Just to add my 2 cents:
-
From the protobuf schema perspective, if I understand this correctly, we are proposing moving the primitive document fields out from the current
bytesprotobuf field, into amap<string, ObjectMapfield. I theorize that instead of using amap<string, ObjectMap>, we may get even better serialization gains if we were to use rawrepeated float,repeated int, etc fields, and have a separaterepeated string fieldNamesForFloatArray,repeated string fieldNamesForIntArrayetc to store the field names corresponding to the primitive arrays. This way therepeated <primitive>fields can fully capitalize on the protobuf packed encoding feature, which I don't think we'd get with ObjectMap, as it usesrepeated Valueinstead of arepeated <primitive>. -
I am also curious if the overhead of splitting of the document into "primitive" vs "non primitive" fields, will possibly outweigh the latency gains from the improved serialization/deserialization - but this could be tested out.

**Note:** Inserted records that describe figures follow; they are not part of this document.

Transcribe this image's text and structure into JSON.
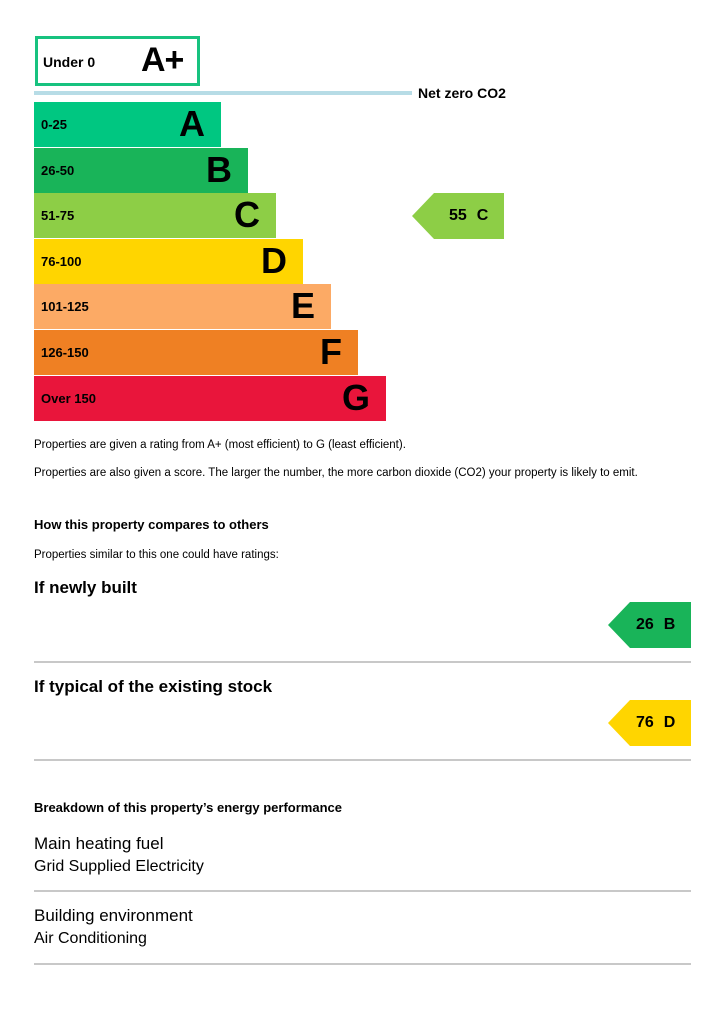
{
  "aplus": {
    "range": "Under 0",
    "letter": "A+",
    "color": "#17c27f"
  },
  "net_zero_label": "Net zero CO2",
  "bands": [
    {
      "range": "0-25",
      "letter": "A",
      "color": "#00c781"
    },
    {
      "range": "26-50",
      "letter": "B",
      "color": "#19b459"
    },
    {
      "range": "51-75",
      "letter": "C",
      "color": "#8dce46"
    },
    {
      "range": "76-100",
      "letter": "D",
      "color": "#ffd500"
    },
    {
      "range": "101-125",
      "letter": "E",
      "color": "#fcaa65"
    },
    {
      "range": "126-150",
      "letter": "F",
      "color": "#ef8023"
    },
    {
      "range": "Over 150",
      "letter": "G",
      "color": "#e9153b"
    }
  ],
  "current_rating": {
    "score": "55",
    "letter": "C",
    "color": "#8dce46"
  },
  "info": {
    "line1": "Properties are given a rating from A+ (most efficient) to G (least efficient).",
    "line2": "Properties are also given a score. The larger the number, the more carbon dioxide (CO2) your property is likely to emit."
  },
  "compare": {
    "heading": "How this property compares to others",
    "subtext": "Properties similar to this one could have ratings:",
    "new_build": {
      "label": "If newly built",
      "score": "26",
      "letter": "B",
      "color": "#19b459"
    },
    "typical": {
      "label": "If typical of the existing stock",
      "score": "76",
      "letter": "D",
      "color": "#ffd500"
    }
  },
  "breakdown": {
    "heading": "Breakdown of this property’s energy performance",
    "items": [
      {
        "label": "Main heating fuel",
        "value": "Grid Supplied Electricity"
      },
      {
        "label": "Building environment",
        "value": "Air Conditioning"
      }
    ]
  }
}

Overall, this proposal makes sense to me.
For Protobuf, I was thinking that the map could be something like map<string, FieldValue> where FieldValue would be
message FieldValue {
oneof data_type {
IntArray int_array = 1;
FloatArray float_array = 2;
LongArray long_array = 3;
// ... other types
}
}
message IntArray {
repeated int32 values = 1;
}
message FloatArray {
repeated float values = 1;
}
message LongArray {
repeated int64 values = 1;
}
I think that gives us packed encoding, but I'm not very experienced with Protobuf.
Hi @msfroh I really like the idea. I'd like to work on this, can you please assign the issue to me?